250 Words: Freestone

250 Words Freestone

May 28, 2012 10:00am

Is Ken Roczen underperforming? Is the reigning FIM MX2 World Champion not reaching his expectations? No and yes. No, he's not underperforming; he's just in a much more competitive world than he probably realized when he punched his ticket for America last fall. The race pace is simply different—faster, more intense, more immediate—and that's not something he saw in the Grand Prix races that go along at a much slower clip. That's not a slight to the rest of the gang in Europe, as much as it is a result of the differences in scheduling: long practices, warm-up races, and another long practice and then two long motos set the tone over there.

Here in the states on the other hand, it's quick practices packed into a one-day format, and then when the gate drops it's immediate chaos. Roczen has been towards the front of each of the four motos so far in this Lucas Oil Pro Motocross Championship; he just hasn't put it all together to get a win. Trust me, he will, and very soon.

Eli Tomac and Blake Baggett, on the other hand, have a lot more experience on the tracks and with the system. Tomac, the incredible polished and polite GEICO Honda rider, went into the Freestone National knowing it owed him one after his meltdown there two years ago as points leader. He was simply dominant, and asserted himself again as a complete rider. Take out his first-turn crash in the second moto at Hangtown and he would be closer to the lead in points.

Ken Roczen (left) is still looking for his first win in America.
DC photo

As for the Monster Energy Pro Circuit Kawasaki rider Baggett, he was pretty wild out there yet never really out of control.
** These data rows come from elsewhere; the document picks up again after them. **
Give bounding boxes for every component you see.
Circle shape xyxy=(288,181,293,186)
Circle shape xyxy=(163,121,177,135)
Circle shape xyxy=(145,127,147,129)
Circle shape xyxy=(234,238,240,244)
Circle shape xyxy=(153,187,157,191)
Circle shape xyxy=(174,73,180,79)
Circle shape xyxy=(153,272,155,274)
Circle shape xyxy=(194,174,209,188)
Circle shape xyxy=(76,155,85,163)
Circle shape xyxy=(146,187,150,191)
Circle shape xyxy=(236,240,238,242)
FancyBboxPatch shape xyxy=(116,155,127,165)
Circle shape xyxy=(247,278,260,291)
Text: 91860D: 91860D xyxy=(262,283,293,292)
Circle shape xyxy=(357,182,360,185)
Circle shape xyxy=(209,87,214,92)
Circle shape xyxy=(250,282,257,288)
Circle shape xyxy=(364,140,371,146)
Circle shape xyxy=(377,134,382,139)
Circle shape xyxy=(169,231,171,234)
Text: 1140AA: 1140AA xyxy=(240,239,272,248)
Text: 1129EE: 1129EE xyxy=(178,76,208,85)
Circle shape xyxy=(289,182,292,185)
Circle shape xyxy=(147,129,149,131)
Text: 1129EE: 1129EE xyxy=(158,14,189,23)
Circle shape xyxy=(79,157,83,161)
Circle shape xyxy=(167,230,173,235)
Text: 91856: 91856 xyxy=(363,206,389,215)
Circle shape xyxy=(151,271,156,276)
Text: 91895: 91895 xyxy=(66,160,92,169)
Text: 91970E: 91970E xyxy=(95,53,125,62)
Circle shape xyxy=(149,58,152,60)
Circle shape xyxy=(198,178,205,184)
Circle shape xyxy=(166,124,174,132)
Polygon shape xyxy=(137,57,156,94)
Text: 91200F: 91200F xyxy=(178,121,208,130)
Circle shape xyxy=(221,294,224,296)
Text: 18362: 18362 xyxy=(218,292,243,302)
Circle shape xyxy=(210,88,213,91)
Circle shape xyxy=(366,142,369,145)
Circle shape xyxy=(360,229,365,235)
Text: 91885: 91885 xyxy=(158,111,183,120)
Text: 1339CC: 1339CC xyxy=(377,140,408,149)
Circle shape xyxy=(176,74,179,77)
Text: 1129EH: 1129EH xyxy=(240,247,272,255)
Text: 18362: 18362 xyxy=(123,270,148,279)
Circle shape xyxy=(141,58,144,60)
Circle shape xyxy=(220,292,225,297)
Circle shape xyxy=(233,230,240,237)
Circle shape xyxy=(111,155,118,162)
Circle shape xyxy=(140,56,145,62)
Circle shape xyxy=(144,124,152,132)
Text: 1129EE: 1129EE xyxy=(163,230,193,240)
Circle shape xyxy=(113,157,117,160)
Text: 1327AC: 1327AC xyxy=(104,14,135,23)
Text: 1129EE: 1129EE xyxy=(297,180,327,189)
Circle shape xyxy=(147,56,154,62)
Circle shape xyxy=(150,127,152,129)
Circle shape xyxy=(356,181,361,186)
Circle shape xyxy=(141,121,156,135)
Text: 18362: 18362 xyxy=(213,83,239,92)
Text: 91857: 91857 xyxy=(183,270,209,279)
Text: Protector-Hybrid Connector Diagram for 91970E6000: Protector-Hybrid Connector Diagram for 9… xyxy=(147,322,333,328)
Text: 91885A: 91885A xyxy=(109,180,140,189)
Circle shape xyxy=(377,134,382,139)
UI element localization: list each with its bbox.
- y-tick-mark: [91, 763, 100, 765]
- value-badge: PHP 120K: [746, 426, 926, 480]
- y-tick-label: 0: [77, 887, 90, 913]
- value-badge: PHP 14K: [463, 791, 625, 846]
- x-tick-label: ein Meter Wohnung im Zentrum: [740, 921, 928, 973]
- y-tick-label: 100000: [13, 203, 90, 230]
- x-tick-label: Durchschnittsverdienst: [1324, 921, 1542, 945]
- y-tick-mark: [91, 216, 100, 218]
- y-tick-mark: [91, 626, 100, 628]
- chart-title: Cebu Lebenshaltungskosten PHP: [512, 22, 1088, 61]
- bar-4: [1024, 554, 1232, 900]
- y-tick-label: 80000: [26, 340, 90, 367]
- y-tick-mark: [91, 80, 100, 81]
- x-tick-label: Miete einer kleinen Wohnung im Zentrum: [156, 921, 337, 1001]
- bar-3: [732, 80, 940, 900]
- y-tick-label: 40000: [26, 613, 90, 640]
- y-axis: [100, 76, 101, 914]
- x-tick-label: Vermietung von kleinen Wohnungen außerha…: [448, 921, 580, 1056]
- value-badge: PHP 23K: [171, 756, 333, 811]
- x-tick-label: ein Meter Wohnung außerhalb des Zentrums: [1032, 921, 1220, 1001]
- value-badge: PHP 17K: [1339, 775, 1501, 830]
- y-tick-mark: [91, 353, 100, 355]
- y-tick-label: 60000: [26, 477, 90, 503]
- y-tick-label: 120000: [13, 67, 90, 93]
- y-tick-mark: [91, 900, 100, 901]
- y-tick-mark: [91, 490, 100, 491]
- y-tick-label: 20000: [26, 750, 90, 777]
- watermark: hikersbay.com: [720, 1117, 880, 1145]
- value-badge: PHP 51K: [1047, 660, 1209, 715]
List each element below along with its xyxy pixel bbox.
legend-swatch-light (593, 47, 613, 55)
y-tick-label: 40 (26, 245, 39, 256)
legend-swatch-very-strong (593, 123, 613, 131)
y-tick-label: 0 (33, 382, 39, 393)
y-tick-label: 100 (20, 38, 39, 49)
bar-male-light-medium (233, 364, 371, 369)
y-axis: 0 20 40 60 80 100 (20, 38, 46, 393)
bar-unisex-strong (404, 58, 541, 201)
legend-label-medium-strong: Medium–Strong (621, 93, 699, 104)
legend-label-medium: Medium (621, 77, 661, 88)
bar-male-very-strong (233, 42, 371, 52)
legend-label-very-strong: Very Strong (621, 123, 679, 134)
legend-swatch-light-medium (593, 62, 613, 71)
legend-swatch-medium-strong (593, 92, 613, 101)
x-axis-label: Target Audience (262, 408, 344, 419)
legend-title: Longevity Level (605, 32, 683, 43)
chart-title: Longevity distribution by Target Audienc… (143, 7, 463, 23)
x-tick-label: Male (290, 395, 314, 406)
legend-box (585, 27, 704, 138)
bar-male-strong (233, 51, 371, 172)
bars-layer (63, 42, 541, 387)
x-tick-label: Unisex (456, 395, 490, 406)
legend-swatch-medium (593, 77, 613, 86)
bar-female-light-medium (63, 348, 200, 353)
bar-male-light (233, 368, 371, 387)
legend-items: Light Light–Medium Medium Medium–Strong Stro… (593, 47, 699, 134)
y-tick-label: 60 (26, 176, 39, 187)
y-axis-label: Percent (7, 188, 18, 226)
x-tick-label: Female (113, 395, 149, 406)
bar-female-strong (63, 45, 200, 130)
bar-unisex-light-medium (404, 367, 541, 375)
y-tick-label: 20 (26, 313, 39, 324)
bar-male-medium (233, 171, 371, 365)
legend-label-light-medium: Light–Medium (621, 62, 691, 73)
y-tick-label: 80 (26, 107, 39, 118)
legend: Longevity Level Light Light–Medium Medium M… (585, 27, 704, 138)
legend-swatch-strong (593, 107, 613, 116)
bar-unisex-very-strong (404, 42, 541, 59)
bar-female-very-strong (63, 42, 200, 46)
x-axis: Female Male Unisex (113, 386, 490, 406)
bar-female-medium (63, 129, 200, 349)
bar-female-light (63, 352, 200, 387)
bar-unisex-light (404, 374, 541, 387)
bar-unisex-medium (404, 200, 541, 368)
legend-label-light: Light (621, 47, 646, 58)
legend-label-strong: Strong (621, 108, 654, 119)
His leaps into the 12-Pack had the Internet ablaze, yet he lacked the closing speed he needed to get a hook in the extremely strong Tomac.

Add the crash-slowed Justin Barcia and the still-healing Marvin Musquin, plus some impressive motos by Rockstar Energy's Blake Wharton and Jason Anderson, and Roczen has much more to deal with than he probably anticipated.

And then there's this: the motos are slightly shorter in America, and the pace is much faster. Ken has yet to be the fastest man on the track at the end of any of the four motos so far—when he surely knows the track and it's all down to strength and speed. When he gets that up to where Tomac and Baggett are, that's when the newcomer has a shot at actually winning here.